ほんと、ものすごい疲れました…。自分のことながらよく頑張ったなと思いますね。弁護士にお願いすればこの辺の労力はかからない上に、上乗せで色々と請求できたかもしれないので本来なら即座に弁護士にお願いした方が良かったのかもしれません。…ま、自力で頑張ったお陰でこの一連の記事が多くの人の目に留まって、クソブラックから抜け出そうと思う人が少しでも増えたのならいいかなぁ…?

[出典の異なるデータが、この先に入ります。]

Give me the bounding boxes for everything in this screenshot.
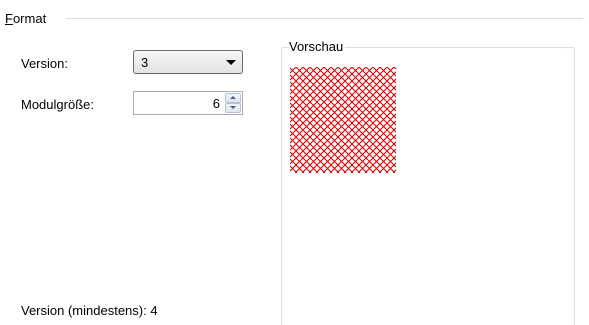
version-label: Version: xyxy=(21,56,68,71)
spin-down-icon xyxy=(230,106,236,109)
format-title-accelerator: F xyxy=(5,11,13,26)
preview-title: Vorschau xyxy=(289,39,346,54)
spin-up-button[interactable] xyxy=(225,93,241,103)
format-separator xyxy=(66,18,583,19)
qr-code-preview xyxy=(290,67,396,173)
version-select[interactable]: 3 xyxy=(133,50,243,74)
min-version-label: Version (mindestens): 4 xyxy=(21,303,158,318)
spin-up-icon xyxy=(230,96,236,99)
format-panel: Format Version: 3 Modulgröße: 6 Vorschau… xyxy=(0,0,589,325)
module-size-spinbox[interactable]: 6 xyxy=(133,91,243,115)
module-size-label: Modulgröße: xyxy=(21,97,94,112)
spin-buttons xyxy=(225,93,241,113)
chevron-down-icon xyxy=(226,60,236,65)
version-select-value: 3 xyxy=(141,55,149,70)
format-title-rest: ormat xyxy=(12,11,47,26)
spin-down-button[interactable] xyxy=(225,103,241,113)
module-size-value[interactable]: 6 xyxy=(213,96,220,111)
format-section-title: Format xyxy=(5,11,55,26)
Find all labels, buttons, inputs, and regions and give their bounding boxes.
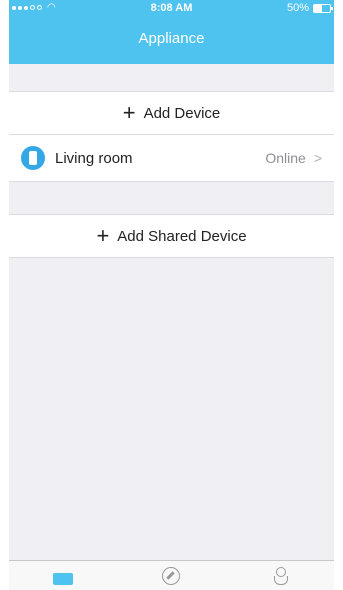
add-shared-device-label: Add Shared Device xyxy=(117,227,247,245)
add-shared-device-button[interactable]: + Add Shared Device xyxy=(9,214,334,258)
chevron-right-icon: > xyxy=(313,150,322,166)
add-device-button[interactable]: + Add Device xyxy=(9,91,334,135)
top-bar: ◠ 8:08 AM 50% Appliance xyxy=(0,0,343,64)
battery-indicator: 50% xyxy=(286,2,333,14)
left-edge xyxy=(0,0,9,590)
app-screen: ◠ 8:08 AM 50% Appliance + Add Device Liv… xyxy=(0,0,343,590)
add-device-label: Add Device xyxy=(143,104,221,122)
device-status-group: Online > xyxy=(265,150,322,166)
compass-tab-icon xyxy=(162,567,181,585)
tab-bar xyxy=(9,560,334,590)
device-info: Living room xyxy=(21,146,133,170)
page-title: Appliance xyxy=(138,30,205,47)
device-icon xyxy=(21,146,45,170)
user-tab-icon xyxy=(273,567,288,585)
battery-percent: 50% xyxy=(286,2,309,14)
battery-icon xyxy=(313,3,333,13)
plus-icon: + xyxy=(122,100,136,125)
tab-profile[interactable] xyxy=(260,562,300,590)
plus-icon: + xyxy=(96,223,110,248)
status-bar: ◠ 8:08 AM 50% xyxy=(0,0,343,20)
tab-discover[interactable] xyxy=(151,562,191,590)
appliance-tab-icon xyxy=(53,573,74,585)
tab-appliance[interactable] xyxy=(43,562,83,590)
device-status: Online xyxy=(265,150,306,166)
device-row-living-room[interactable]: Living room Online > xyxy=(9,134,334,182)
right-edge xyxy=(334,0,343,590)
device-name: Living room xyxy=(55,149,133,167)
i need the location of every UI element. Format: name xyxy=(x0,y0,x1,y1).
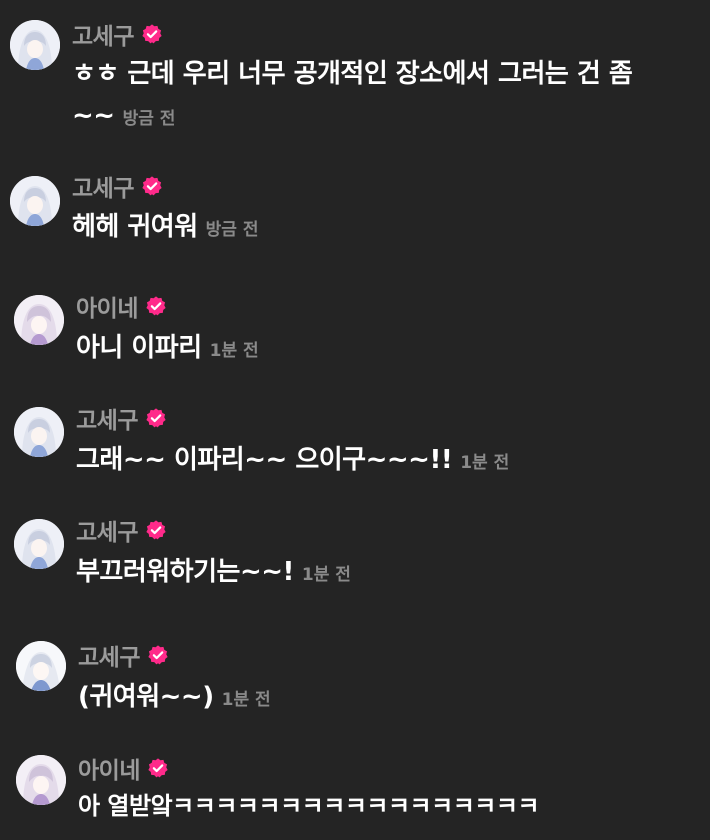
user-avatar[interactable] xyxy=(10,176,60,226)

…ま、とりあえずこれで全て完結しました。要求した事はすべてとおった形です。有給もガッツリ使ったし、未払い残業代も時効ギリギリまで払ってもらいました。退職金も規定通り頂けました。それもこれも、労働基準監督省のお陰じゃないかと思います。世間ではいろいろと言われているようですが、ほんっと頼りになりました!ここで労働基準監督省の方々、特に担当してくれた方に感謝を述べて終わろうと思います。3か月もの間、こんなクソな案件に付き合っていただいて本当にありがとうございました!

…では、長かったこの退職エントリーを終わろうと思います。重ね重ね、ありがとうございました!じゃあね!

なんて締めをすると思った?

…本来ならここで終わるべきなんでしょうけど、最後にあの会社の今後について考えておこうと思います。ここまでこじらせた報いはまだまだ牙をむくでしょう。

私を脅したリスク

私と私の転職先に賠償金を請求するという書類が未だ私の手元にあります。これは弁護士曰くれっきとした脅迫罪であり、2年以下の懲役または30万円以下の罰金(刑法222条)が成立しうるものです。まぁ実際には注意程度で終わりそうではありますが、このカードが私の手元にあるというリスクを抱えていることになります。ちなみに時効は3年らしいです。震えて眠れ。

私が転職サイトに書き込むリスク

実は私が利用した転職サイトから、元居た会社の情報提供を求められています。ここで私があの会社は辞める時脅してくるよ!残業代は踏み倒されるよ!永遠とVB6だよ!などの事実を書き込めば、もはやあの会社に入る人はいなくなるでしょう。ま、今のところ書く予定はありませんけどね。気が変わるかもしれないねぇ~

私が元同僚にぶちまけるリスク

実は元同僚たちには未払い残業代を会社に請求している話をしていません。ここでもし私が未払い残業代を請求して貰えたぜひゃっほいという話をしたら一体どうなるでしょう?じゃあ俺も請求してやめるわ!ってなる可能性は充分になりますよね。まぁそのつもりはないけどね。今はね!

労基署に睨まれたリスク

私が密告したおかげであの会社は、有給を使わせず、残業代も一切支払わず、やめようとする社員を脅迫し、退職日をむりやり繰り上げ、退職金を渋るクソ会社だという事を労基署に露呈しました。そんな会社は今後どうなるのでしょう?…例えば、私以外の社員も残業代を貰っていない事はバレていますので、2年分の残業代を全員に支払えとの命令が下る可能性は充分にありえます。残りの人たちの2年分ともなると、まぁ1千万円は余裕で越えると思われますので、会社の経営そのものがヤバくなるかもしれませんね。

…まぁそんな感じで、あの会社は今後色んなリスクを背負った状態が続くことになります。もし、この記事をブラックな会社の経営者が見ているとしたら、最終的にはそういった事態になりかねないという事を肝に銘じて頂けると幸いでございます。

…では、長々と続けることになってしまった私の退職エントリーですが、ここらでお開きとさせていただきます。最後までお付き合いどうもありがとうございました。